Lors du briefing au commissariat, Laurence décrit à l’équipe la signification des symboles. Un peuple de l’Afrique de l’Ouest, les Yorubas, vénère un Dieu, Olodumare, qui a envoyé sur Terre des demi-dieux. Les signes dessinés sur le sable rappellent un demi-dieu Yoruba. Laurence conseille donc à l’équipe de se mettre en chasse de meurtres identiques, devant l’absence d’hésitations concernant le meurtre ou le dessin. Et son enquête va plutôt la mener en Amérique du Sud, en Argentine …

Après Antonia, Gildas Girodeau nous offre à nouveau un superbe portrait de femme. Laurence est une femme qui se cherche, aussi bien professionnellement que personnellement. Contrairement à beaucoup de polars, elle n’est pas malheureusement, mais elle doute. Quelque soient les événements, elle hésite sans arrêt entre aller de l’avant et se laisser mener par la vie. Et on s’aperçoit que quand elle fait des choix, quand elle donne sa confiance en quelqu’un, elle se prend une belle claque.

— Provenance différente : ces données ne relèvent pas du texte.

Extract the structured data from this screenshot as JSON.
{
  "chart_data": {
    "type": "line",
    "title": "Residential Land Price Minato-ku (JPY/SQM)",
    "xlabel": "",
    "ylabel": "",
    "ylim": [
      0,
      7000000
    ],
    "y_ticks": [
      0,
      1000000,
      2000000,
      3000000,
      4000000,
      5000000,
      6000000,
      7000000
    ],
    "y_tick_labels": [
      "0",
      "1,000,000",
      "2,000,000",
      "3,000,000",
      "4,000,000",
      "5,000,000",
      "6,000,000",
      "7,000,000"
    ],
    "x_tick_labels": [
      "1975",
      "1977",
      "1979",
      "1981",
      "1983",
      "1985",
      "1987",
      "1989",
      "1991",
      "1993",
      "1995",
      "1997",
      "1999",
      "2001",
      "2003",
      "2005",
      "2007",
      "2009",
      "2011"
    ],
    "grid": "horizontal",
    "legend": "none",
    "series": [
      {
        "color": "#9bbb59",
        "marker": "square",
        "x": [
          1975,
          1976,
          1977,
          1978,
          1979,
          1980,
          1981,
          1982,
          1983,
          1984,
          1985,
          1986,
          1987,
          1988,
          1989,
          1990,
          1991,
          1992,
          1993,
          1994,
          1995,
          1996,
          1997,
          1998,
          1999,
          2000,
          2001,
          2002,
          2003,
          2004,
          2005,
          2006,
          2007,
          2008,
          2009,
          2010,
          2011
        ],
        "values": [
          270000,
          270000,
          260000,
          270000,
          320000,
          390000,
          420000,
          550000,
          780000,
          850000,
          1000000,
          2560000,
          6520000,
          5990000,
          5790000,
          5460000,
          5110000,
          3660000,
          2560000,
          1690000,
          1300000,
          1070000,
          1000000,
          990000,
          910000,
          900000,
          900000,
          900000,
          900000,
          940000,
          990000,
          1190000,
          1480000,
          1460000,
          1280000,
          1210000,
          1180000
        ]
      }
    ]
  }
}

J’aurais tendance à dire que l’auteur respecte à la lettre les codes du polar. En réalité, il joue avec, alternant les genres avec une facilité déconcertante. Avec un début typé Thriller, avec un tueur en série, on oblique dans le roman policier avec une enquête excellemment menée, emplie d’indices et de fausses pistes. Puis, on lorgne du coté du polar pour finir dans un brûlot, mettant à jour de beaux faits historiques bien dégueulasses.

Car on va peu à peu plonger dans une affaire liée à la guerre des Malouines, en Argentine, mettant face à face l’Argentine et l’Angleterre de Margaret Thatcher. Au milieu de tout cela, la France et ses missiles Exocet. Au milieu de tout cela, la France qui enverra ses meilleurs experts en torture pour soutenir la dictature sud-américaine. Au milieu de tout cela, la France, avec ses airs de respect des droits de l’homme, qui en sous-main, va officiellement soutenir l’Angleterre mais vendre des missiles au nom de l’économie et au détriment des populations.

Tout cela est officiellement connu, et Gildas va nous dévoiler quelques aspects un peu moins connus. Et il le fait avec une facilité et une évidence qui rend ce livre un grand morceau du polar. J’ai rarement lu un roman aussi court qui en disait tant, un style si fluide que la lecture coule naturellement, une tension qui, l’air de rien, augmente au fil des pages, sans que jamais, je n’ai mis en cause une scène, un passage ou une phrase. Ce roman est tout simplement génial, exactement ce que je cherche.

Ce que vit le rouge-gorge de Laurence Biberfeld

Editeur : Au-delà du raisonnable

Voici une lecture que m’a conseillée mon ami Richard le concierge masqué, en insistant sur le fait que c’était un roman original. Comme je suis curieux de nature, je ne pouvais qu’être attiré par ce roman au titre énigmatique. D’ailleurs, allez faire un tour sur le site du concierge pour y lire l’interview de Laurence Biberfeld.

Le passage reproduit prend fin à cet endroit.